Fixed cells of the connective tissue include the following:
Wandering cells migrate from blood in response to stimuli. These include the following:
- Fibroblasts (and closely related myofibroblasts), which are the principal cells of connective tissue. They synthesize collagen, elastin, reticular fibers, and complex carbohydrates of ground substance.
- Macrophages, also known as tissue histiocytes. They are phagocytic cells derived from monocytes in the bone marrow. They possess lysosomes and finger-like projections. Secretion (proteases and GAGases) helps migration of macrophages into the connective tissue. Their main functions are phagocytosis (i.e. defense and clean up of cell debris) and play a role in immune reaction by presenting (via MHC II) concentrated antigens derived from phagocytosed foreign cells or proteins to CD4+ T lymphocytes. They are called antigen-presenting cells (APC). They may fuse to form a large cell with up to 100 nuclei, and phagocytose exceptionally large bodies. These cells are called Foreign body giant cells or Langhan’s cells. The Mononuclear Phagocytic System (MPS) include macrophages (Histiocyte) in connective tissue, perisinusoidal macrophages (Kupffer cell) in the liver, alveolar macrophages (Dust cell) in the lungs, Osteoclasts in bone, Microglias in the central nervous system (CNS), Langerhan’s cells (APC) in the epidermis, Hofbauer cells in the placenta, fibroblast-derived macrophages in the lamina propria of the intestine, and macrophages in the spleen, lymph nodes, bone marrow, and thymus.
- Adipose cells
- Mast cells are large ovoid connective tissue cells containing granulated cytoplasm. They are related to the blood basophil cells, which contain similar cytoplasmic granules. Their precursors migrate to connective tissues and differentiate into mast cells. The cytoplasmic granules contain vasoactive and immunoreactive substances. These are released upon stimulation by an antigen to which the individual cell has already been sensitized (i.e. an antigen-antibody reaction). They are distributed mainly in small blood vessels, skin, and capsules of organs. They are ABSENT from the brain and spinal cord, which protects them from damage due to edema from allergic reactions.
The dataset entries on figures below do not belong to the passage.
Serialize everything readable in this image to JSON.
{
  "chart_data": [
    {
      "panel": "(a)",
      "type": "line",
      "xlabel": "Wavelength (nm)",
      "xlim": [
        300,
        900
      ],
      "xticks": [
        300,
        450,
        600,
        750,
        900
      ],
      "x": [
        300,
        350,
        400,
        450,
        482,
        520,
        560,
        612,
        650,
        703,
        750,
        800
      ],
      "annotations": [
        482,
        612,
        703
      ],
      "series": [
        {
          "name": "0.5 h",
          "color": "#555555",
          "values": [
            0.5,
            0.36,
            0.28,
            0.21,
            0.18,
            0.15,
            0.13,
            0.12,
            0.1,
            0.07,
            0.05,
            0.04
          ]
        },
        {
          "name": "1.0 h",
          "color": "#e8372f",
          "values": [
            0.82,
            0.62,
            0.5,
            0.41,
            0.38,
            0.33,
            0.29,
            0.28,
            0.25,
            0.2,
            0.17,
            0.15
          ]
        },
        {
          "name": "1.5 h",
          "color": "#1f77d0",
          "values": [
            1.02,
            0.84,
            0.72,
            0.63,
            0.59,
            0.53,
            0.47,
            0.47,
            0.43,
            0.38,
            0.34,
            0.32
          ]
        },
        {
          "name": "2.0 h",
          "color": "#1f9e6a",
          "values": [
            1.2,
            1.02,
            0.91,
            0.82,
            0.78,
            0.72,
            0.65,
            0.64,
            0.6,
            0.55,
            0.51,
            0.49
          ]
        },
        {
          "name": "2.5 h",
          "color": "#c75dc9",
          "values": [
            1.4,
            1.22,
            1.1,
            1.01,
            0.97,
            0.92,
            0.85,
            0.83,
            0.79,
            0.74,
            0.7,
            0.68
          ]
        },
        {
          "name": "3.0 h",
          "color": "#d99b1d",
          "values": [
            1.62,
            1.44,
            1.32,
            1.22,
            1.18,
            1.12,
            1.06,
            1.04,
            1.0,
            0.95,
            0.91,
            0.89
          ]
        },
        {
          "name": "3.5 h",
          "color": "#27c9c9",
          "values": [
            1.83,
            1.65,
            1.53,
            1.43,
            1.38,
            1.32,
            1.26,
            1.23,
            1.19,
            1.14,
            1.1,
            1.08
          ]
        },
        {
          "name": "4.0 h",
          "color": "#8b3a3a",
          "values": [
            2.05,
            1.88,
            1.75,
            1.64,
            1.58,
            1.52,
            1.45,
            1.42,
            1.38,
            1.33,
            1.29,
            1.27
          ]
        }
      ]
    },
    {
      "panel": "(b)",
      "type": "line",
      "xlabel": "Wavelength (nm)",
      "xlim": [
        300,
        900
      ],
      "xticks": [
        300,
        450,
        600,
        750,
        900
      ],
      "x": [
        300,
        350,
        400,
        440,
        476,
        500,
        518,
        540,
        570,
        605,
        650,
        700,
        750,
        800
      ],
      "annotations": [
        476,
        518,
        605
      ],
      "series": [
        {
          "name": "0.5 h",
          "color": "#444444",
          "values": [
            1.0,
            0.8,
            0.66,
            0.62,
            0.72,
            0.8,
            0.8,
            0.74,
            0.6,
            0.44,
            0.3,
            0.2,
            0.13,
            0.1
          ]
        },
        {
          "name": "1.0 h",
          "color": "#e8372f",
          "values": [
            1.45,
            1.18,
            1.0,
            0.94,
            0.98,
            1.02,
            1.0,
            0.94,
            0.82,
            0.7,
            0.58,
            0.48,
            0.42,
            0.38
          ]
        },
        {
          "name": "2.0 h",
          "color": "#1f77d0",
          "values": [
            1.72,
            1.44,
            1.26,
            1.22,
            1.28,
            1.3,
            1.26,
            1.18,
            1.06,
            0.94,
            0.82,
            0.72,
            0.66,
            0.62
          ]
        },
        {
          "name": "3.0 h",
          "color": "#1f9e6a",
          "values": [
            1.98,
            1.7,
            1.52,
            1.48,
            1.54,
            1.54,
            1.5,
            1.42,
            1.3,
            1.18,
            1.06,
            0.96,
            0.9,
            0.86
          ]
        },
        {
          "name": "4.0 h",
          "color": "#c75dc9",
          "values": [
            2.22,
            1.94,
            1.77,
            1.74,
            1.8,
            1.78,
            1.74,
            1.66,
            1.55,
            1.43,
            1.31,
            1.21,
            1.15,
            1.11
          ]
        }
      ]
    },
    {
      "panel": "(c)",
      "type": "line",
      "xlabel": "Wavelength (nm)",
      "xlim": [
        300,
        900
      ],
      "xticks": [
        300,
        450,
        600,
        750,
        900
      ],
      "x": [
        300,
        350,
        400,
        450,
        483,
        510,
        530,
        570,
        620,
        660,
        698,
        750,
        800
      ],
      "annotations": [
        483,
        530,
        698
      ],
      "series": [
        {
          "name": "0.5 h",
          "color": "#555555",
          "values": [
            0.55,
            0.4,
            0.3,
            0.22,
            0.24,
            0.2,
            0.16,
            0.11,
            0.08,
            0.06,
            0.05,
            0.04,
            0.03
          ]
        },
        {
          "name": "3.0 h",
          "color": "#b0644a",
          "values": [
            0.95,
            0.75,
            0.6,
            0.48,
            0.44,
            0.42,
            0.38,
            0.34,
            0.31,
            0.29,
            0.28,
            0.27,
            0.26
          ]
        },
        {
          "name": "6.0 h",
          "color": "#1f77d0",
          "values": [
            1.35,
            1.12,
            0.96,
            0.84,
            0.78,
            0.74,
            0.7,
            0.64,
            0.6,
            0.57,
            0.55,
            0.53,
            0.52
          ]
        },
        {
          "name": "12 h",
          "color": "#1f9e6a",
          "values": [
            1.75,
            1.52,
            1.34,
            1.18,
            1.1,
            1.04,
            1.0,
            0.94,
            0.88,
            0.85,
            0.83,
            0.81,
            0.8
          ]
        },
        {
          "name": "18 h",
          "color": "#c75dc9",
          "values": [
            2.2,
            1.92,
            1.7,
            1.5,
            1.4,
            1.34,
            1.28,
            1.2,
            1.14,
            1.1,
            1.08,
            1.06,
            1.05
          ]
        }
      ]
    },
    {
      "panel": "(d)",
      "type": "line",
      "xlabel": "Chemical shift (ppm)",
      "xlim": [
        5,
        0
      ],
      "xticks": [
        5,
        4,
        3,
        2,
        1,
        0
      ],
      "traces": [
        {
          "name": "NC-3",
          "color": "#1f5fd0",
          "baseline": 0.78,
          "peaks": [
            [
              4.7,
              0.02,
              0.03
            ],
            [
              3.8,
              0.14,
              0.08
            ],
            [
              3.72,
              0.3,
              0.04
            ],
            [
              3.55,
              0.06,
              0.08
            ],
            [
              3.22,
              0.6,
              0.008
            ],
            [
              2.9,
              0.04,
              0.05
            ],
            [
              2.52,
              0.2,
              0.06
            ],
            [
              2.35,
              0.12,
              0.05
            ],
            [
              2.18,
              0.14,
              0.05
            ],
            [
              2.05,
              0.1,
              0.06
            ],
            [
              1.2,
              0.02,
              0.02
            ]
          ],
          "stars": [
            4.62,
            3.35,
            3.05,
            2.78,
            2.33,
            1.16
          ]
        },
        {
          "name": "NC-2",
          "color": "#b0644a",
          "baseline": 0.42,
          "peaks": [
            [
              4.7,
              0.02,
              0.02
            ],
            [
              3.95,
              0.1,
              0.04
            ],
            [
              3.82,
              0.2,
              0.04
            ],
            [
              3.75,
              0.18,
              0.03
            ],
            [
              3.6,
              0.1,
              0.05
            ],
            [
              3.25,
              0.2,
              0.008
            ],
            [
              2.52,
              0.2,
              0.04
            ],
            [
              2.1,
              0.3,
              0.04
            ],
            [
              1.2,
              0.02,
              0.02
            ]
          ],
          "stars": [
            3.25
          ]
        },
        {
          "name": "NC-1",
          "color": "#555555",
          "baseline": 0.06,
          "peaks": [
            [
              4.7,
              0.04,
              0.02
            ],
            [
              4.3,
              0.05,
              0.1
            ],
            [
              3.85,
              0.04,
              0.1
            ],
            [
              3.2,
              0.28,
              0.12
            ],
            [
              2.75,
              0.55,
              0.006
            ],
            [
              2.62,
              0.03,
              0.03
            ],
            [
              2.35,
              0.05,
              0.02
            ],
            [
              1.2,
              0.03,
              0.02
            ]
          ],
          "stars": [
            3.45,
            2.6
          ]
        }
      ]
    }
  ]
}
The four substances released are Histamine (causing edema), Slow-reacting substance of anaphylaxis [SRS-A] (bronchospasm), Eosinophil and neutrophil chemotactic factors (attract eosinophils and neutrophils to the site of inflammation), and Heparin.
- Undifferentiated mesenchymal cells (adult stem cells)
- Lymphocytes, which are principally involved in immune responses. They are the smallest free cells (diameter of 6-8μm), containing a thin rim of cytoplasm that may not be seen with LM. Normally, there are only a small number of lymphocytes found in all connective tissue, which then increases dramatically at sites of inflammation. They are most numerous in the lamina propria of respiratory and GI tracts (immunosurveillance).
- Plasma cells, which are a prominent component of loose connective tissue of the GI tract, respiratory tract, salivary glands, lymph nodes, and hematopoietic tissue. They have display many characteristics of protein synthesis and secretion, including strong basophilia in the cytoplasm, multiple rER, extensive Golgi complex, prominent nucleolus, and the heterochromatin in the nucleus is radially arranged to resemble spokes in a wheel (cartwheel).